An increasingly popular graduate course focused on computer-assisted qualitative analysis supported by NVivo has been offered at Université de Sherbrooke’s Faculty of Education for ten years, attracting doctoral students from a variety of fields (education, social sciences, administration, literature, engineering, health sciences, etc.). Based on socioconstructivist pedagogy, this four-month, in-depth training course uses four complementary and simultaneous approaches: lectures, lab-based workshops, the production of a complete mini-research project, and web-based peer co-learning. The instructors also use the structure and materials produced for this course in intensive, short-term training sessions for small research teams in France and Québec. The instructors are QSR-accredited but independent from the company.
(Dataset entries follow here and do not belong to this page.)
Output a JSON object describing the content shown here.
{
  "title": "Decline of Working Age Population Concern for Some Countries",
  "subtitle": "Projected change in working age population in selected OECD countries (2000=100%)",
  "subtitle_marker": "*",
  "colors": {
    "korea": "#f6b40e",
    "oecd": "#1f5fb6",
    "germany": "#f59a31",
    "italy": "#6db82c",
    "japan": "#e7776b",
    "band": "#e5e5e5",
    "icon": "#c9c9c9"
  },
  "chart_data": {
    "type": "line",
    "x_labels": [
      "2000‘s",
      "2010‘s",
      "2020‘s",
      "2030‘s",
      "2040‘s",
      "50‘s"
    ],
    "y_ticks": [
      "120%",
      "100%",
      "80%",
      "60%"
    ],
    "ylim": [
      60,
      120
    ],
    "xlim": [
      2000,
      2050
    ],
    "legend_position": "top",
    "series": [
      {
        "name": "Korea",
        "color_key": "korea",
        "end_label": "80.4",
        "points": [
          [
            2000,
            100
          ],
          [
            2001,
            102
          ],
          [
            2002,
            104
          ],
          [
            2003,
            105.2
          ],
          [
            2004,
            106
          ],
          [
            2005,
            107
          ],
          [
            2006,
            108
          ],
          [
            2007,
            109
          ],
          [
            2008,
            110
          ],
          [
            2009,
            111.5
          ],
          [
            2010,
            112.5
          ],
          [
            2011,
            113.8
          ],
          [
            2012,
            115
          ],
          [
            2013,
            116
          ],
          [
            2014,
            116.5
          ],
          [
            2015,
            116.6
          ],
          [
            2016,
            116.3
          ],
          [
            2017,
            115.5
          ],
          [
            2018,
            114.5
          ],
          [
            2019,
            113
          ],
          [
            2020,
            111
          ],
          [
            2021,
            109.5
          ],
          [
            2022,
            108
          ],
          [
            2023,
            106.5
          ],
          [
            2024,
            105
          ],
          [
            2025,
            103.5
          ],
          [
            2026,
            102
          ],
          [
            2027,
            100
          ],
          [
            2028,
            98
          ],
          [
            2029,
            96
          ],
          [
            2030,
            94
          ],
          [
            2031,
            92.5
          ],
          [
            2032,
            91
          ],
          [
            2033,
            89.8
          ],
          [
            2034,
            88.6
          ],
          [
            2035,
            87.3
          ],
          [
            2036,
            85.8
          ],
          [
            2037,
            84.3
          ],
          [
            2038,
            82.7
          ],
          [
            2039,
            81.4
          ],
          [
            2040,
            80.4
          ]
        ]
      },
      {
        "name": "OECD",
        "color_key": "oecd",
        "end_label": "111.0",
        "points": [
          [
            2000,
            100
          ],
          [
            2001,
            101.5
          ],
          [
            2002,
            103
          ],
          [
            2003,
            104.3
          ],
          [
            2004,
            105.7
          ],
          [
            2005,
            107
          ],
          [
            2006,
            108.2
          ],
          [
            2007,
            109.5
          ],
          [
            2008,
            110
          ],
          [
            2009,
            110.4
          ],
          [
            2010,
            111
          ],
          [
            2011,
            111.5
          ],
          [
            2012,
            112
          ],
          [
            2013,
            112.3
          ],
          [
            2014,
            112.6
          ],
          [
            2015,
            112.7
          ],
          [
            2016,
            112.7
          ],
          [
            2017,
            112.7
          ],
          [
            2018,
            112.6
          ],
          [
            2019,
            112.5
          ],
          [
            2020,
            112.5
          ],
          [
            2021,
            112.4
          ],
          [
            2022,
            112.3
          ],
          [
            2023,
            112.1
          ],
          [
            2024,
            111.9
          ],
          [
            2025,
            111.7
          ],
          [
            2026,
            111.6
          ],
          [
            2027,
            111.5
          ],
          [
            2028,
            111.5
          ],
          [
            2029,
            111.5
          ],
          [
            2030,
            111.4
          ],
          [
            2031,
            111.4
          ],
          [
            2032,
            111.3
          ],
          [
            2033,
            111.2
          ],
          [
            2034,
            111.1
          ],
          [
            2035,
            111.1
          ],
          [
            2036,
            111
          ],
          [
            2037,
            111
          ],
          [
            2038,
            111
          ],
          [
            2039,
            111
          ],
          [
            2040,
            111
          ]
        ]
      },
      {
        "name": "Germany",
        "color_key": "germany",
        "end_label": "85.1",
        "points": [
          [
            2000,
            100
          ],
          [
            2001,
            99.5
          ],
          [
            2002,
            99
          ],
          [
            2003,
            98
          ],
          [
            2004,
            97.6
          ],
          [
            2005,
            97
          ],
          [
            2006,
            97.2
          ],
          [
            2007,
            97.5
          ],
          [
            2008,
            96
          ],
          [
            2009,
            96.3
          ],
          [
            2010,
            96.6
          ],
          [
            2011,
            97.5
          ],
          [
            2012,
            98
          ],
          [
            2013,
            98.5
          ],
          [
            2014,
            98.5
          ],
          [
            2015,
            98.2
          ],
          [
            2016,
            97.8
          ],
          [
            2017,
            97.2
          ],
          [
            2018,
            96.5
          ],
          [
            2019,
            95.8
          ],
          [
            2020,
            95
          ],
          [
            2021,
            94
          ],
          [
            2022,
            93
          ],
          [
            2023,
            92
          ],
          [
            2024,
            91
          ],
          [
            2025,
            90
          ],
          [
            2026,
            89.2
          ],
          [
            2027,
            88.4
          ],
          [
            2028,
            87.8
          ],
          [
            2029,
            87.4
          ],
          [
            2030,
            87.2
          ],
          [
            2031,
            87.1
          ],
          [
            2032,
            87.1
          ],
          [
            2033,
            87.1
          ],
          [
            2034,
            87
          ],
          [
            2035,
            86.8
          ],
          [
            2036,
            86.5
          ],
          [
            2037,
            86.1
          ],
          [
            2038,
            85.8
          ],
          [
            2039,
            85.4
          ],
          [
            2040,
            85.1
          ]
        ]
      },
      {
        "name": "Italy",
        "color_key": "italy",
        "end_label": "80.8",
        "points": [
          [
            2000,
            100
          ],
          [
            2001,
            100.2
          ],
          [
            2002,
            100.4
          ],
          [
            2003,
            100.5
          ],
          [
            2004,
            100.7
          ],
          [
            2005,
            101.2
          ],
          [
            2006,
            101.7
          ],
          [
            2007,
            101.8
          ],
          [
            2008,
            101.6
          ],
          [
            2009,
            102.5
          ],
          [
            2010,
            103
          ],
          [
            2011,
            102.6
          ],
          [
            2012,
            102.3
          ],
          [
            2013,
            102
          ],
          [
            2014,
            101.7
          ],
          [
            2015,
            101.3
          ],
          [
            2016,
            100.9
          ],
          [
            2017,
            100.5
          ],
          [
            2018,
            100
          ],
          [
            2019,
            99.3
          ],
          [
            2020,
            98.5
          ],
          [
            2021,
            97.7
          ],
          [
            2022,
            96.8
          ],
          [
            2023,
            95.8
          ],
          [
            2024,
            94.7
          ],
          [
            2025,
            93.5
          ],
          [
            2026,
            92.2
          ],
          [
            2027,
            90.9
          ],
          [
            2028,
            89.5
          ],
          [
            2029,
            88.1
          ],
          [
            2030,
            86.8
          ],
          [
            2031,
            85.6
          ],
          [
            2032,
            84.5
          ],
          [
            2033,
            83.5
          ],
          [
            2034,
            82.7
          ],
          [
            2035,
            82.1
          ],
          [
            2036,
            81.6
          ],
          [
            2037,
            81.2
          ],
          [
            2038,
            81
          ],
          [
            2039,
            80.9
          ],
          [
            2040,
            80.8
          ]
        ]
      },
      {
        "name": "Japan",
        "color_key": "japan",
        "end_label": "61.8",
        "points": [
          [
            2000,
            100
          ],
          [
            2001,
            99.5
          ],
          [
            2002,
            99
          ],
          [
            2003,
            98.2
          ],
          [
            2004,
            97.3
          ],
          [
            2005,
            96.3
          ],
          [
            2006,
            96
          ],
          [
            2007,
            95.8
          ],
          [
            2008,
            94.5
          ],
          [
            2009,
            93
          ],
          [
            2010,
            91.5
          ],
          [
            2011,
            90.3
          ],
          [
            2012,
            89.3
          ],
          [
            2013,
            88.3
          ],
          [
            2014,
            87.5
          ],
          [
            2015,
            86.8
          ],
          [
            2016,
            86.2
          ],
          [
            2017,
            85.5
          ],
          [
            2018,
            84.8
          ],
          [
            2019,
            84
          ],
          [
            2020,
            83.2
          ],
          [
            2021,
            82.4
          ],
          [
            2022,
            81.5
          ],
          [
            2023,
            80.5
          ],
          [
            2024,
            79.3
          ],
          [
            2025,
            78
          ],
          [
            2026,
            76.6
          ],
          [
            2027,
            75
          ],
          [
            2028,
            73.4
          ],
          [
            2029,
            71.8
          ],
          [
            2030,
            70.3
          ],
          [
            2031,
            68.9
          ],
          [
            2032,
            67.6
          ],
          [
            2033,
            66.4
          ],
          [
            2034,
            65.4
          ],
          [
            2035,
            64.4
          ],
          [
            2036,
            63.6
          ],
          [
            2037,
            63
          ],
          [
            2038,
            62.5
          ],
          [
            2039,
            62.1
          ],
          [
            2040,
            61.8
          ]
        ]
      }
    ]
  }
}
In our presentation, we will introduce the sample NVivo project created for this course, including original “raw” material used to ensure that students and learners acquire practical experience in data processing (preparing, importing and organizing), as well as the planning of the project students produce over the four-month period. The student project includes all of the main steps related to data transformation and analysis, including query procedures, coding and “coding on” techniques, memo writing, result exporting, use of models and charts, and final output production (written report and colloquium presentation). The presentations allow for reflexive discussion between student s about their work and the comparison of their results, focusing on the differences induced by their respective conceptual frameworks and analytical approaches. The course is designed to enable the use of any type of theoretical framework compatible with qualitative analysis, including grounded theory (Strauss and Corbin, 1990), Wolcott's three-dimensional process (1994), social fields analysis (Bourdieu, 2011; 1975), mixed methods analysis (Creswell and Plano Clark, 2001), and other conceptual frameworks. Our course’s approach has the advantage of enabling the joint training of researchers from different scientific fields, who bring a variety of interests and perspectives, while following a single course plan that leaves space for the learners’ specific concerns.